I've seen that on engines sith improper wvo systems. If the engine isnt up to full opersting temp and the oil isnt hot you get incomplete combustion and engine oil contamination with wvo. I've been running wvo I my 2000 Ford superduty for 6 years now and 50k +/- miles, and havent had a single problem other than wvo fuel pumps not lasting. One rule on wvo is you shorten your OCI specifically because WVO and diesel motor oils don't play well.
I have a theroy its the zinc in the hedo as I have watched zinc coated galvinzed pipe parts grow a gelatinous coating of wvo in a day. Hot wvo and galvinized pipe (or a galvinized drum) dont mix well. Iirc hdeo's are one of the last remainung high zinc engine oils ouut there.
While WVO is almost certain to cause as you describe, even B20 I suspect could do this given enough extended operation on B20 (RME or DME) in cold temperatures and long drain intervals.

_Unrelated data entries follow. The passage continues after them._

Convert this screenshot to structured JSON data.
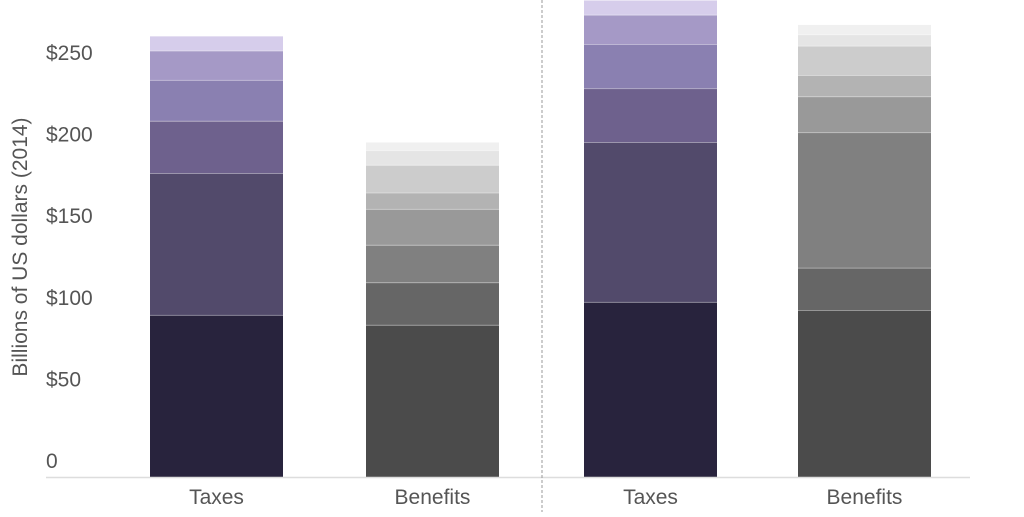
{
  "chart_data": {
    "type": "bar",
    "stacked": true,
    "title": "",
    "xlabel": "",
    "ylabel": "Billions of US dollars (2014)",
    "ylim": [
      0,
      292
    ],
    "yticks": [
      0,
      50,
      100,
      150,
      200,
      250
    ],
    "ytick_labels": [
      "0",
      "$50",
      "$100",
      "$150",
      "$200",
      "$250"
    ],
    "grid": false,
    "panels": [
      {
        "bars": [
          {
            "category": "Taxes",
            "segments": [
              99,
              87,
              32,
              25,
              18,
              9
            ],
            "colors": [
              "#28233d",
              "#524a6b",
              "#6e618d",
              "#8a80b1",
              "#a599c6",
              "#d6cdeb"
            ]
          },
          {
            "category": "Benefits",
            "segments": [
              93,
              26,
              23,
              22,
              10,
              17,
              9,
              5
            ],
            "colors": [
              "#4b4b4b",
              "#666666",
              "#808080",
              "#999999",
              "#b3b3b3",
              "#cccccc",
              "#e5e5e5",
              "#f0f0f0"
            ]
          }
        ]
      },
      {
        "bars": [
          {
            "category": "Taxes",
            "segments": [
              107,
              98,
              33,
              27,
              18,
              9
            ],
            "colors": [
              "#28233d",
              "#524a6b",
              "#6e618d",
              "#8a80b1",
              "#a599c6",
              "#d6cdeb"
            ]
          },
          {
            "category": "Benefits",
            "segments": [
              102,
              26,
              83,
              22,
              13,
              18,
              7,
              6
            ],
            "colors": [
              "#4b4b4b",
              "#666666",
              "#808080",
              "#999999",
              "#b3b3b3",
              "#cccccc",
              "#e5e5e5",
              "#f0f0f0"
            ]
          }
        ]
      }
    ]
  }
}
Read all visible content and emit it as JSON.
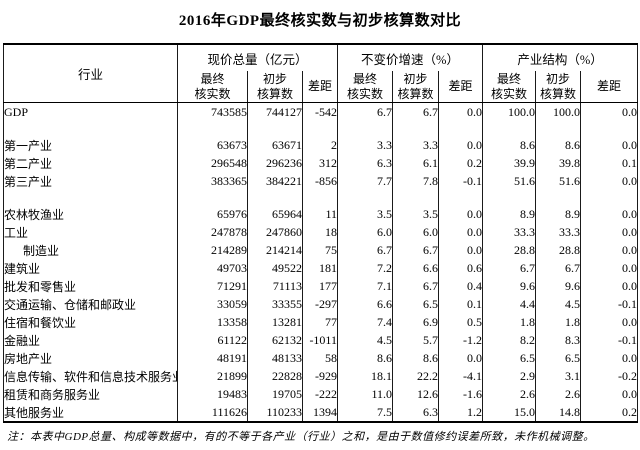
{
  "title": "2016年GDP最终核实数与初步核算数对比",
  "table": {
    "row_header": "行业",
    "groups": [
      {
        "label": "现价总量（亿元）"
      },
      {
        "label": "不变价增速（%）"
      },
      {
        "label": "产业结构（%）"
      }
    ],
    "sub_headers": [
      {
        "line1": "最终",
        "line2": "核实数"
      },
      {
        "line1": "初步",
        "line2": "核算数"
      },
      {
        "line1": "差距",
        "line2": ""
      }
    ],
    "rows": [
      {
        "label": "GDP",
        "values": [
          "743585",
          "744127",
          "-542",
          "6.7",
          "6.7",
          "0.0",
          "100.0",
          "100.0",
          "0.0"
        ]
      },
      {
        "spacer": true
      },
      {
        "label": "第一产业",
        "values": [
          "63673",
          "63671",
          "2",
          "3.3",
          "3.3",
          "0.0",
          "8.6",
          "8.6",
          "0.0"
        ]
      },
      {
        "label": "第二产业",
        "values": [
          "296548",
          "296236",
          "312",
          "6.3",
          "6.1",
          "0.2",
          "39.9",
          "39.8",
          "0.1"
        ]
      },
      {
        "label": "第三产业",
        "values": [
          "383365",
          "384221",
          "-856",
          "7.7",
          "7.8",
          "-0.1",
          "51.6",
          "51.6",
          "0.0"
        ]
      },
      {
        "spacer": true
      },
      {
        "label": "农林牧渔业",
        "values": [
          "65976",
          "65964",
          "11",
          "3.5",
          "3.5",
          "0.0",
          "8.9",
          "8.9",
          "0.0"
        ]
      },
      {
        "label": "工业",
        "values": [
          "247878",
          "247860",
          "18",
          "6.0",
          "6.0",
          "0.0",
          "33.3",
          "33.3",
          "0.0"
        ]
      },
      {
        "label": "制造业",
        "indent": true,
        "values": [
          "214289",
          "214214",
          "75",
          "6.7",
          "6.7",
          "0.0",
          "28.8",
          "28.8",
          "0.0"
        ]
      },
      {
        "label": "建筑业",
        "values": [
          "49703",
          "49522",
          "181",
          "7.2",
          "6.6",
          "0.6",
          "6.7",
          "6.7",
          "0.0"
        ]
      },
      {
        "label": "批发和零售业",
        "values": [
          "71291",
          "71113",
          "177",
          "7.1",
          "6.7",
          "0.4",
          "9.6",
          "9.6",
          "0.0"
        ]
      },
      {
        "label": "交通运输、仓储和邮政业",
        "values": [
          "33059",
          "33355",
          "-297",
          "6.6",
          "6.5",
          "0.1",
          "4.4",
          "4.5",
          "-0.1"
        ]
      },
      {
        "label": "住宿和餐饮业",
        "values": [
          "13358",
          "13281",
          "77",
          "7.4",
          "6.9",
          "0.5",
          "1.8",
          "1.8",
          "0.0"
        ]
      },
      {
        "label": "金融业",
        "values": [
          "61122",
          "62132",
          "-1011",
          "4.5",
          "5.7",
          "-1.2",
          "8.2",
          "8.3",
          "-0.1"
        ]
      },
      {
        "label": "房地产业",
        "values": [
          "48191",
          "48133",
          "58",
          "8.6",
          "8.6",
          "0.0",
          "6.5",
          "6.5",
          "0.0"
        ]
      },
      {
        "label": "信息传输、软件和信息技术服务业",
        "values": [
          "21899",
          "22828",
          "-929",
          "18.1",
          "22.2",
          "-4.1",
          "2.9",
          "3.1",
          "-0.2"
        ]
      },
      {
        "label": "租赁和商务服务业",
        "values": [
          "19483",
          "19705",
          "-222",
          "11.0",
          "12.6",
          "-1.6",
          "2.6",
          "2.6",
          "0.0"
        ]
      },
      {
        "label": "其他服务业",
        "values": [
          "111626",
          "110233",
          "1394",
          "7.5",
          "6.3",
          "1.2",
          "15.0",
          "14.8",
          "0.2"
        ]
      }
    ]
  },
  "note": "注：本表中GDP总量、构成等数据中，有的不等于各产业（行业）之和，是由于数值修约误差所致，未作机械调整。"
}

With lots of short trips in cold temps, blowby would be excessive. Combining high blowby of fatty acid methyl esters with a higher-zinc diesel oil COULD explain the goo that is on display here.
As for turbo causing this, not a chance. The turbo bearings would be shot LONG before this amount of sludge could accumulate. Failing to cool down turbo is actually one of the things you can rule out. Turbo cool down periods are for turbos-- and nothing else.
I work in product development at Cummins, but I can only speculate here as we do not do lengthy testing on B20 or biofuels in general-- I've never seen that kind of goo in field test or test cell engine.